Many analysts do still rate Aphria a buy, and tout the stock as excellent for buy-and-hold investors, despite the recent sell-off of other stocks in the marijuana sector. Recently, Aphria rebounded well and had largely weathered that storm. But the company has been too inconsistent over the past 12 months for anyone to make a solid call on them at this point.

[Heritage Cannabis acquires Cannacure Corp. as new CEO continues to make moves]

Aphria is profitable, something that has eluded many other companies in the space. In fact, they just reported solid first quarter 2019 earnings with a 117 percent increase from the same period last year. But, again, profits have never been the issue with this company.

 

What the future holds in Leamington

Aphria recently took several strategic steps to secure its global position. They started at home in Canada by expanding their Leamington, Ontario facilities (to the tune of $55 million) and signing supply agreements with every Canadian province, guaranteeing a distribution channel that reaches nearly 100 percent of Canada’s population in the process.

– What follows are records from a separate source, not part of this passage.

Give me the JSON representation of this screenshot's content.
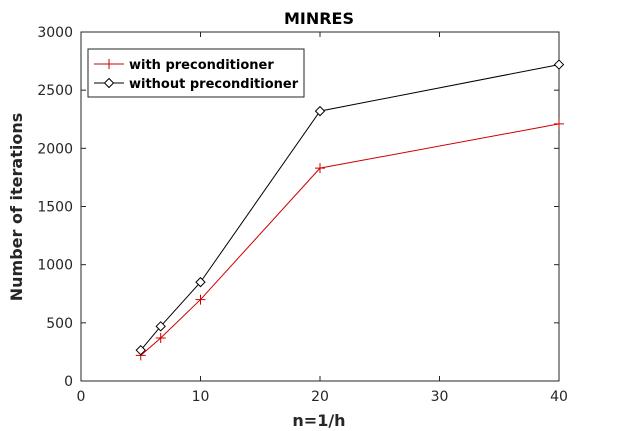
{
  "chart_data": {
    "type": "line",
    "title": "MINRES",
    "xlabel": "n=1/h",
    "ylabel": "Number of iterations",
    "xlim": [
      0,
      40
    ],
    "ylim": [
      0,
      3000
    ],
    "xticks": [
      0,
      10,
      20,
      30,
      40
    ],
    "yticks": [
      0,
      500,
      1000,
      1500,
      2000,
      2500,
      3000
    ],
    "grid": false,
    "legend_position": "top-left",
    "series": [
      {
        "name": "with preconditioner",
        "color": "#cc0000",
        "marker": "plus",
        "x": [
          5,
          6.67,
          10,
          20,
          40
        ],
        "y": [
          220,
          370,
          700,
          1830,
          2210
        ]
      },
      {
        "name": "without preconditioner",
        "color": "#000000",
        "marker": "diamond",
        "x": [
          5,
          6.67,
          10,
          20,
          40
        ],
        "y": [
          265,
          470,
          850,
          2320,
          2720
        ]
      }
    ]
  }
}
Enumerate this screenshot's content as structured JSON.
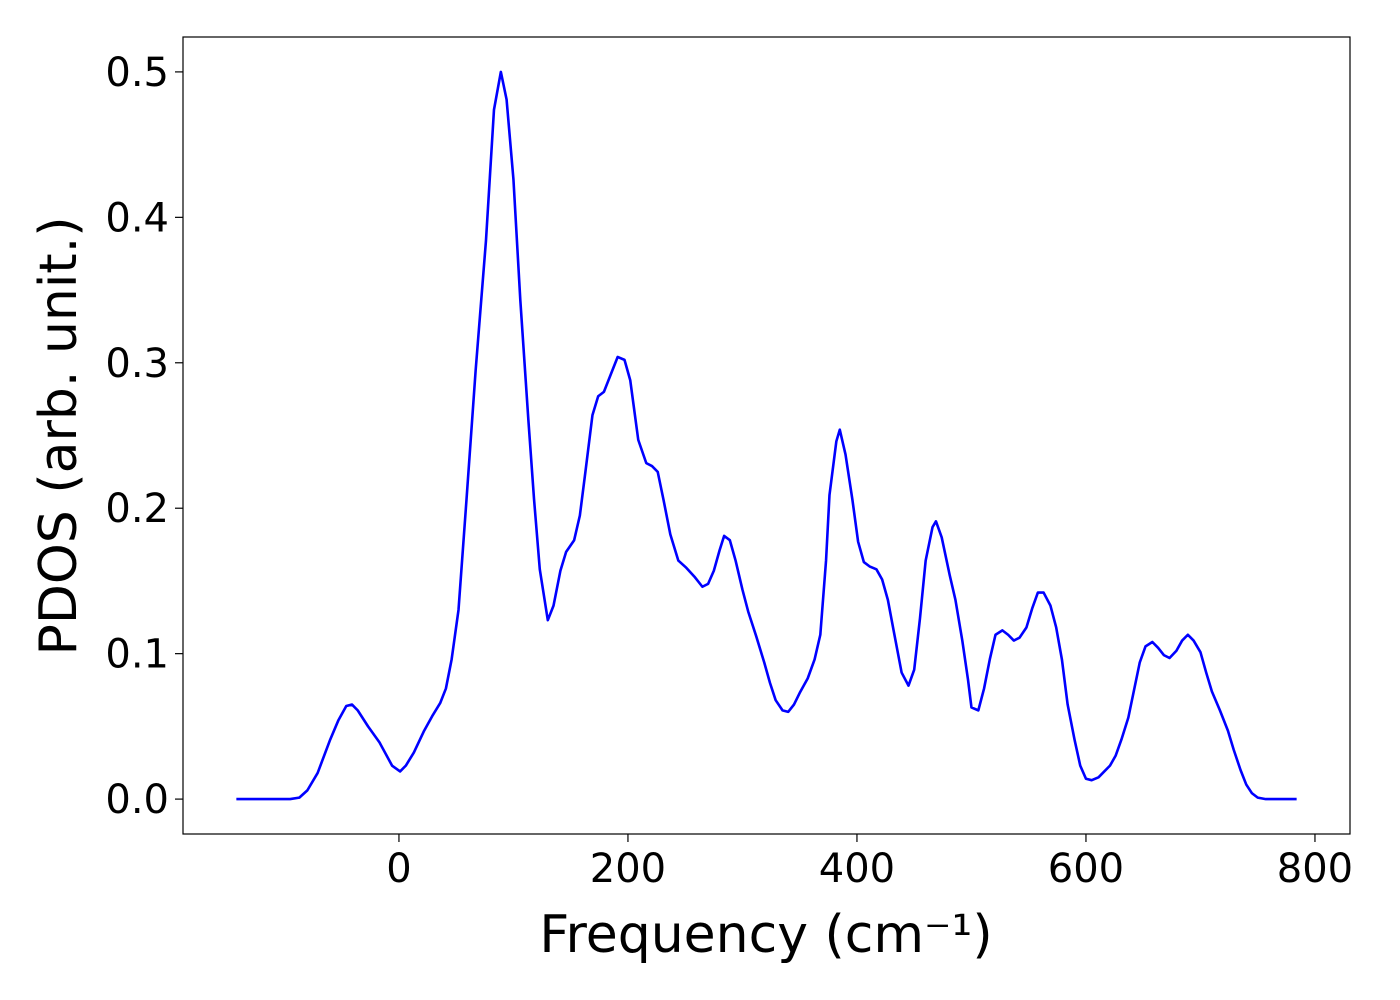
{
  "chart_data": {
    "type": "line",
    "xlabel": "Frequency (cm⁻¹)",
    "ylabel": "PDOS (arb. unit.)",
    "xlim": [
      -188.6,
      830.6
    ],
    "ylim": [
      -0.024,
      0.524
    ],
    "xticks": [
      0,
      200,
      400,
      600,
      800
    ],
    "yticks": [
      {
        "value": 0,
        "label": "0.0"
      },
      0.1,
      0.2,
      0.3,
      0.4,
      0.5
    ],
    "grid": false,
    "series": [
      {
        "name": "PDOS",
        "color": "#0000ff",
        "x": [
          -142,
          -95,
          -87,
          -80,
          -71,
          -60,
          -53,
          -46,
          -41,
          -36,
          -27,
          -17,
          -6,
          1,
          6,
          13,
          22,
          29,
          36,
          41,
          46,
          52,
          59,
          67,
          76,
          83,
          89,
          94,
          100,
          106,
          113,
          118,
          123,
          130,
          135,
          141,
          146,
          153,
          158,
          163,
          169,
          174,
          179,
          186,
          191,
          197,
          202,
          209,
          216,
          221,
          226,
          231,
          237,
          244,
          251,
          258,
          265,
          270,
          275,
          280,
          284,
          289,
          294,
          300,
          305,
          312,
          319,
          324,
          329,
          335,
          340,
          345,
          350,
          357,
          363,
          368,
          373,
          376,
          382,
          385,
          390,
          396,
          401,
          406,
          411,
          417,
          422,
          427,
          432,
          439,
          445,
          450,
          455,
          460,
          466,
          469,
          474,
          481,
          486,
          492,
          497,
          500,
          506,
          511,
          516,
          521,
          527,
          532,
          537,
          542,
          548,
          553,
          558,
          563,
          569,
          574,
          579,
          584,
          590,
          595,
          600,
          605,
          611,
          616,
          621,
          626,
          631,
          637,
          642,
          647,
          652,
          658,
          663,
          668,
          673,
          679,
          684,
          689,
          694,
          700,
          705,
          710,
          717,
          724,
          729,
          735,
          740,
          745,
          750,
          757,
          784
        ],
        "values": [
          0,
          0,
          0.001,
          0.006,
          0.018,
          0.041,
          0.054,
          0.064,
          0.065,
          0.061,
          0.05,
          0.039,
          0.023,
          0.019,
          0.023,
          0.032,
          0.047,
          0.057,
          0.066,
          0.076,
          0.096,
          0.13,
          0.206,
          0.295,
          0.384,
          0.474,
          0.5,
          0.481,
          0.426,
          0.343,
          0.261,
          0.206,
          0.158,
          0.123,
          0.133,
          0.157,
          0.17,
          0.178,
          0.195,
          0.226,
          0.264,
          0.277,
          0.28,
          0.294,
          0.304,
          0.302,
          0.288,
          0.247,
          0.231,
          0.229,
          0.225,
          0.206,
          0.182,
          0.164,
          0.159,
          0.153,
          0.146,
          0.148,
          0.157,
          0.171,
          0.181,
          0.178,
          0.164,
          0.144,
          0.129,
          0.112,
          0.094,
          0.08,
          0.068,
          0.061,
          0.06,
          0.065,
          0.073,
          0.083,
          0.096,
          0.113,
          0.164,
          0.209,
          0.246,
          0.254,
          0.237,
          0.206,
          0.177,
          0.163,
          0.16,
          0.158,
          0.151,
          0.137,
          0.116,
          0.087,
          0.078,
          0.089,
          0.124,
          0.164,
          0.187,
          0.191,
          0.18,
          0.154,
          0.137,
          0.109,
          0.082,
          0.063,
          0.061,
          0.076,
          0.096,
          0.113,
          0.116,
          0.113,
          0.109,
          0.111,
          0.118,
          0.131,
          0.142,
          0.142,
          0.133,
          0.118,
          0.096,
          0.065,
          0.041,
          0.023,
          0.014,
          0.013,
          0.015,
          0.019,
          0.023,
          0.03,
          0.041,
          0.056,
          0.075,
          0.094,
          0.105,
          0.108,
          0.104,
          0.099,
          0.097,
          0.102,
          0.109,
          0.113,
          0.109,
          0.101,
          0.087,
          0.074,
          0.061,
          0.047,
          0.034,
          0.02,
          0.01,
          0.004,
          0.001,
          0,
          0
        ]
      }
    ]
  }
}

In the wake of the legalization of cannabis in Canada last month, Aphria launched a new portfolio of recreational brands.

[Organized crime’s alleged ties to legalized cannabis in Canada]

Using the “strength in numbers” approach that so many in the cannabis industry are doing, Aphria entered into a joint venture with Perennial a couple of months before Canada’s big day. Perennial has developed consumer-driven brands for some of the world’s biggest companies.

Last week, Aphria announced an exclusive agreement with Rapid Dose Therapeutics; together, the companies will bring the innovative Quickstrip oral thin strip to both the medical and recreational cannabis markets. Rumors abound as to additional partnerships, with the likes of Altria Group Inc (NYSE:MO) and Diageo plc (NYSE:DEO).